London and Country associate director David Hollingworth says: “It seems a strange move to shift back from putting advice at the heart of the process to talking about how more execution-only could be facilitated. Crucial to this will be the need for borrowers to be under no illusion that they are in a non-advised environment and that suitability is not part of the product assessment.
“At least today’s paper acknowledges that a return to the days when customers felt they had been advised, when in fact they had only received information should be an unacceptable outcome and consequently made extremely clear to the borrower. Borrowers themselves now understand that there’s more to a deal than rate alone and that matching lender criteria plays just as big a role in the decision making process, so I expect the majority have come to value the advice of a broker in recent years.”

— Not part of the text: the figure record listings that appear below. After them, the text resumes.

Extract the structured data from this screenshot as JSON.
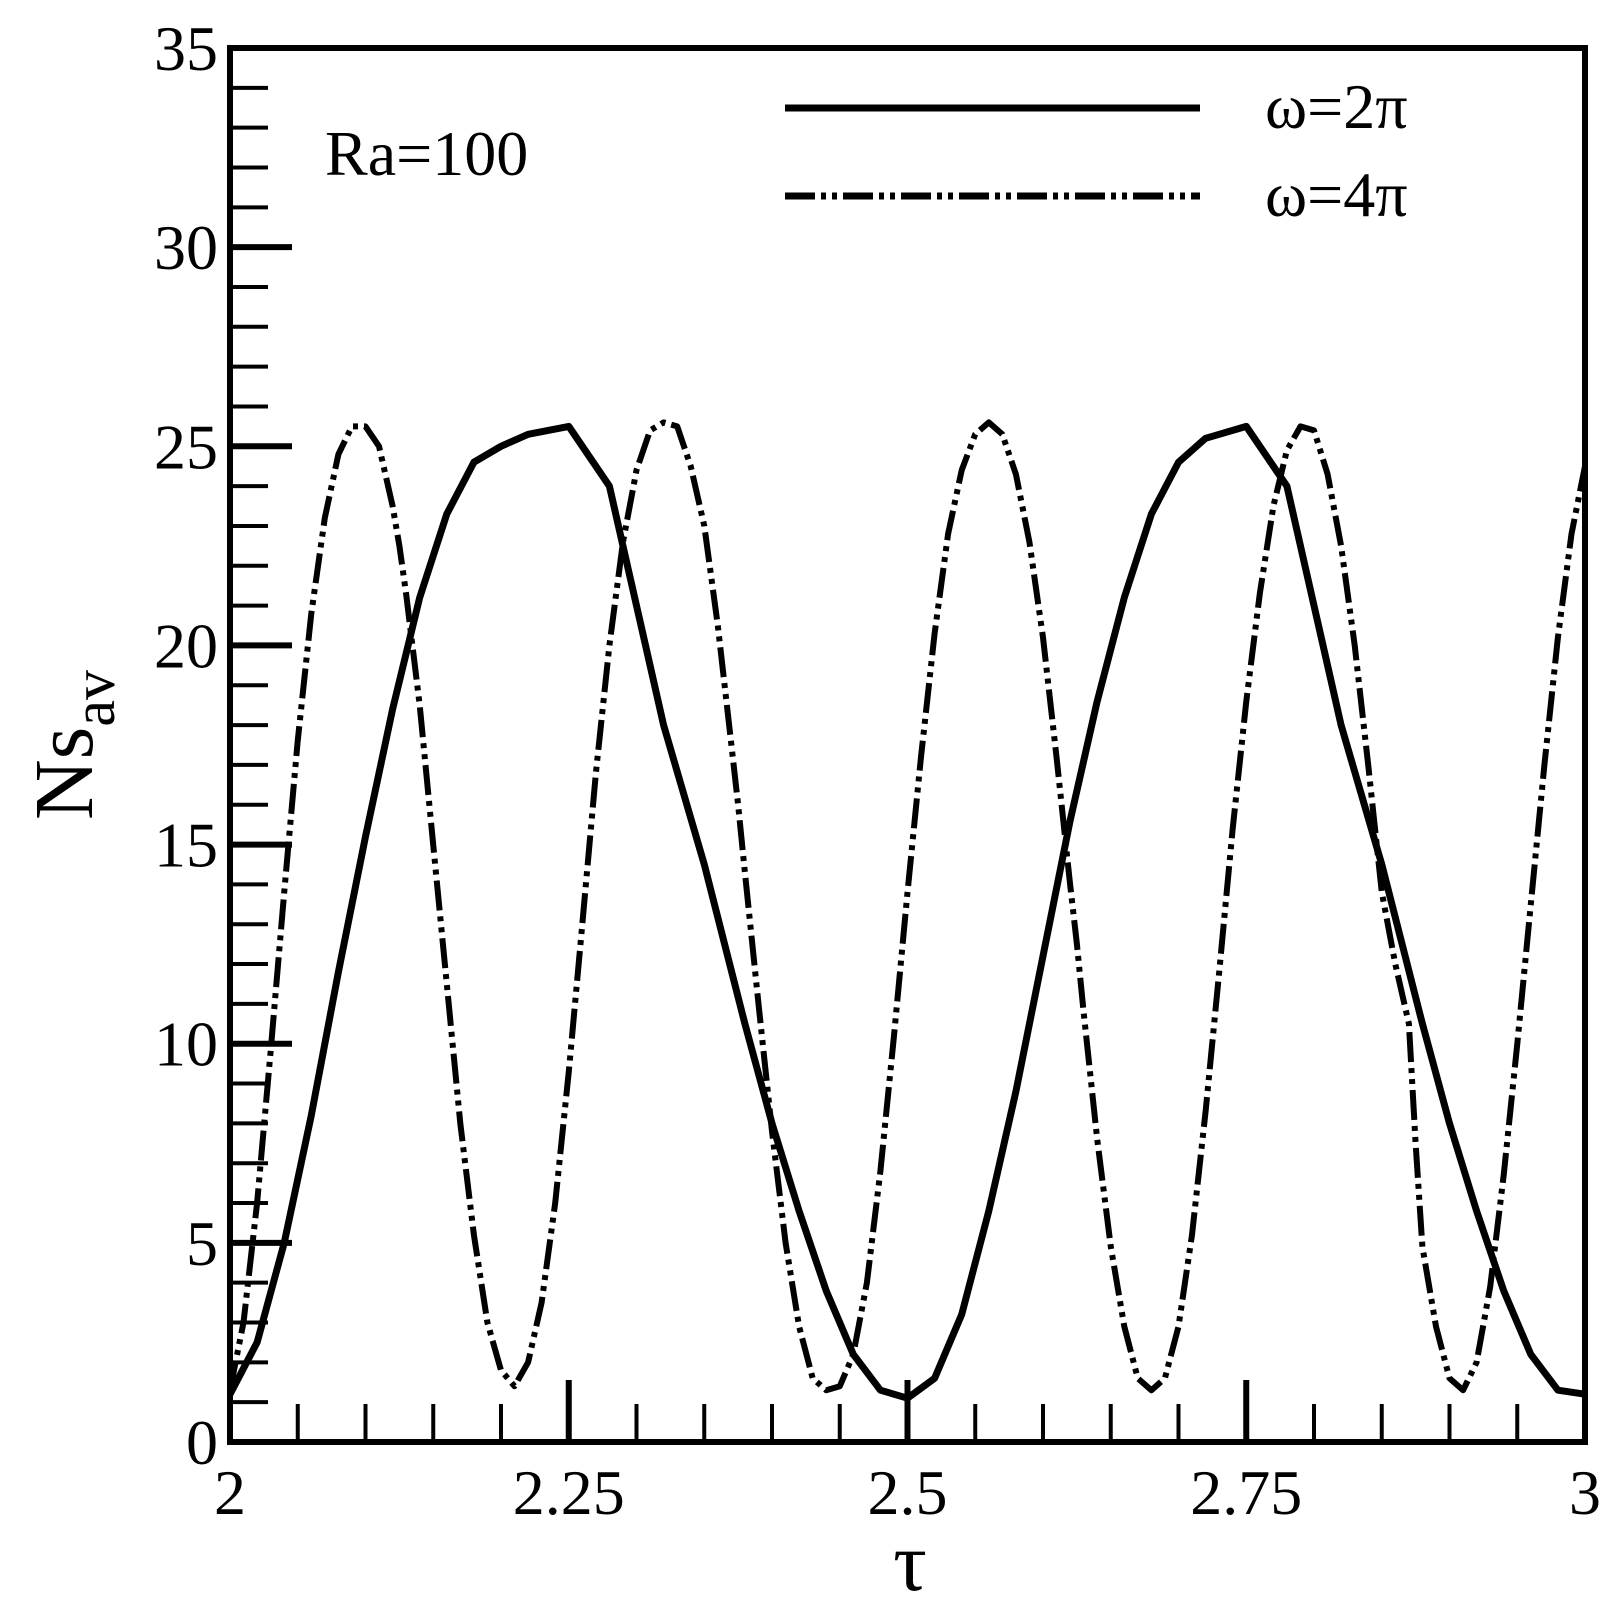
{
  "chart_data": {
    "type": "line",
    "title": "",
    "xlabel": "τ",
    "ylabel_main": "Ns",
    "ylabel_sub": "av",
    "xlim": [
      2,
      3
    ],
    "ylim": [
      0,
      35
    ],
    "grid": false,
    "legend_position": "top-right",
    "x_ticks": [
      2,
      2.25,
      2.5,
      2.75,
      3
    ],
    "x_tick_labels": [
      "2",
      "2.25",
      "2.5",
      "2.75",
      "3"
    ],
    "y_ticks": [
      0,
      5,
      10,
      15,
      20,
      25,
      30,
      35
    ],
    "y_tick_labels": [
      "0",
      "5",
      "10",
      "15",
      "20",
      "25",
      "30",
      "35"
    ],
    "annotations": [
      {
        "text": "Ra=100"
      }
    ],
    "series": [
      {
        "name": "ω=2π",
        "style": "solid",
        "x": [
          2.0,
          2.02,
          2.04,
          2.06,
          2.08,
          2.1,
          2.12,
          2.14,
          2.16,
          2.18,
          2.2,
          2.22,
          2.25,
          2.28,
          2.3,
          2.32,
          2.35,
          2.38,
          2.4,
          2.42,
          2.44,
          2.46,
          2.48,
          2.5,
          2.52,
          2.54,
          2.56,
          2.58,
          2.6,
          2.62,
          2.64,
          2.66,
          2.68,
          2.7,
          2.72,
          2.75,
          2.78,
          2.8,
          2.82,
          2.85,
          2.88,
          2.9,
          2.92,
          2.94,
          2.96,
          2.98,
          3.0
        ],
        "y": [
          1.2,
          2.5,
          5.0,
          8.2,
          11.8,
          15.2,
          18.4,
          21.2,
          23.3,
          24.6,
          25.0,
          25.3,
          25.5,
          24.0,
          21.0,
          18.0,
          14.5,
          10.5,
          8.0,
          5.8,
          3.8,
          2.2,
          1.3,
          1.1,
          1.6,
          3.2,
          5.8,
          8.8,
          12.2,
          15.6,
          18.6,
          21.2,
          23.3,
          24.6,
          25.2,
          25.5,
          24.0,
          21.0,
          18.0,
          14.5,
          10.5,
          8.0,
          5.8,
          3.8,
          2.2,
          1.3,
          1.2
        ]
      },
      {
        "name": "ω=4π",
        "style": "dash-dot-dot",
        "x": [
          2.0,
          2.01,
          2.02,
          2.03,
          2.04,
          2.05,
          2.06,
          2.07,
          2.08,
          2.09,
          2.1,
          2.11,
          2.12,
          2.125,
          2.13,
          2.14,
          2.15,
          2.16,
          2.17,
          2.18,
          2.19,
          2.2,
          2.21,
          2.22,
          2.23,
          2.24,
          2.25,
          2.26,
          2.27,
          2.28,
          2.29,
          2.3,
          2.31,
          2.32,
          2.33,
          2.34,
          2.35,
          2.36,
          2.37,
          2.375,
          2.38,
          2.39,
          2.4,
          2.41,
          2.42,
          2.43,
          2.44,
          2.45,
          2.46,
          2.47,
          2.48,
          2.49,
          2.5,
          2.51,
          2.52,
          2.53,
          2.54,
          2.55,
          2.56,
          2.57,
          2.58,
          2.59,
          2.6,
          2.61,
          2.62,
          2.625,
          2.63,
          2.64,
          2.65,
          2.66,
          2.67,
          2.68,
          2.69,
          2.7,
          2.71,
          2.72,
          2.73,
          2.74,
          2.75,
          2.76,
          2.77,
          2.78,
          2.79,
          2.8,
          2.81,
          2.82,
          2.83,
          2.84,
          2.85,
          2.86,
          2.87,
          2.875,
          2.88,
          2.89,
          2.9,
          2.91,
          2.92,
          2.93,
          2.94,
          2.95,
          2.96,
          2.97,
          2.98,
          2.99,
          3.0
        ],
        "y": [
          1.3,
          3.0,
          6.0,
          9.8,
          13.8,
          17.6,
          20.8,
          23.2,
          24.8,
          25.5,
          25.5,
          25.0,
          23.5,
          22.5,
          21.3,
          18.5,
          15.0,
          11.5,
          8.0,
          5.2,
          3.0,
          1.8,
          1.4,
          2.0,
          3.5,
          6.0,
          9.3,
          13.0,
          16.8,
          20.0,
          22.6,
          24.4,
          25.4,
          25.6,
          25.5,
          24.5,
          23.0,
          20.5,
          17.5,
          16.0,
          14.3,
          11.0,
          7.8,
          5.0,
          2.9,
          1.6,
          1.3,
          1.4,
          2.2,
          4.0,
          6.8,
          10.2,
          13.8,
          17.2,
          20.3,
          22.8,
          24.4,
          25.3,
          25.6,
          25.3,
          24.3,
          22.6,
          20.2,
          17.2,
          14.0,
          12.5,
          10.8,
          7.6,
          4.9,
          2.9,
          1.6,
          1.3,
          1.6,
          2.9,
          5.2,
          8.3,
          11.8,
          15.4,
          18.6,
          21.3,
          23.5,
          24.9,
          25.5,
          25.4,
          24.3,
          22.5,
          20.0,
          17.0,
          13.8,
          12.0,
          10.5,
          7.5,
          4.9,
          2.9,
          1.6,
          1.3,
          2.0,
          3.9,
          6.7,
          10.0,
          13.5,
          17.0,
          20.2,
          22.8,
          24.5
        ]
      }
    ]
  }
}
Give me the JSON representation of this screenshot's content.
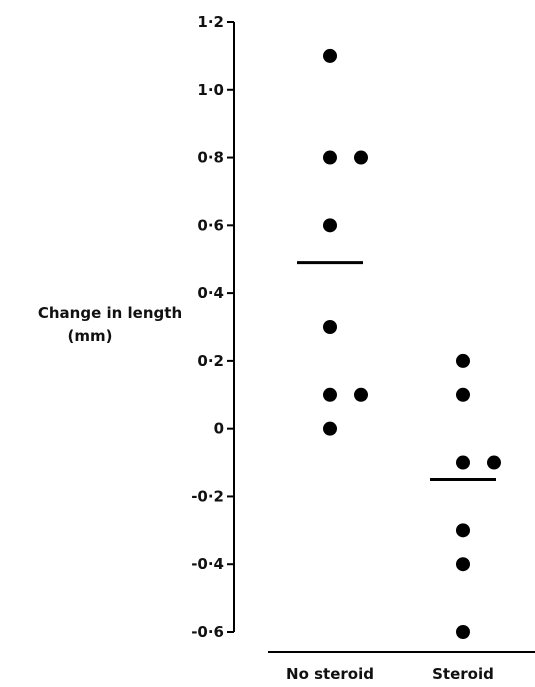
{
  "chart_data": {
    "type": "scatter",
    "title": "",
    "ylabel_lines": [
      "Change in length",
      "(mm)"
    ],
    "xlabel": "",
    "categories": [
      "No steroid",
      "Steroid"
    ],
    "ylim": [
      -0.6,
      1.2
    ],
    "yticks": [
      {
        "value": 1.2,
        "label": "1·2"
      },
      {
        "value": 1.0,
        "label": "1·0"
      },
      {
        "value": 0.8,
        "label": "0·8"
      },
      {
        "value": 0.6,
        "label": "0·6"
      },
      {
        "value": 0.4,
        "label": "0·4"
      },
      {
        "value": 0.2,
        "label": "0·2"
      },
      {
        "value": 0.0,
        "label": "0"
      },
      {
        "value": -0.2,
        "label": "-0·2"
      },
      {
        "value": -0.4,
        "label": "-0·4"
      },
      {
        "value": -0.6,
        "label": "-0·6"
      }
    ],
    "groups": [
      {
        "category": "No steroid",
        "values": [
          1.1,
          0.8,
          0.8,
          0.6,
          0.3,
          0.1,
          0.1,
          0.0
        ],
        "mean": 0.49
      },
      {
        "category": "Steroid",
        "values": [
          0.2,
          0.1,
          -0.1,
          -0.1,
          -0.3,
          -0.4,
          -0.6
        ],
        "mean": -0.15
      }
    ],
    "grid": false,
    "legend": "none",
    "colors": {
      "marker": "#000000",
      "axis": "#000000",
      "text": "#111111"
    }
  }
}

Coreco director Andrew Montlake says: “It is interesting that one recommendation that has come out of this whole, time-consuming process is to get brokers to do something they always do anyway. There are a multitude of reasons why brokers do not recommend the ‘cheapest’ product as we all know that cheapest does not equal best or most suitable. In those cases, we always have to explain why we have recommended a more expensive rate.
“To come up with something brokers are doing anyway shows a lack of understanding around how brokers work.”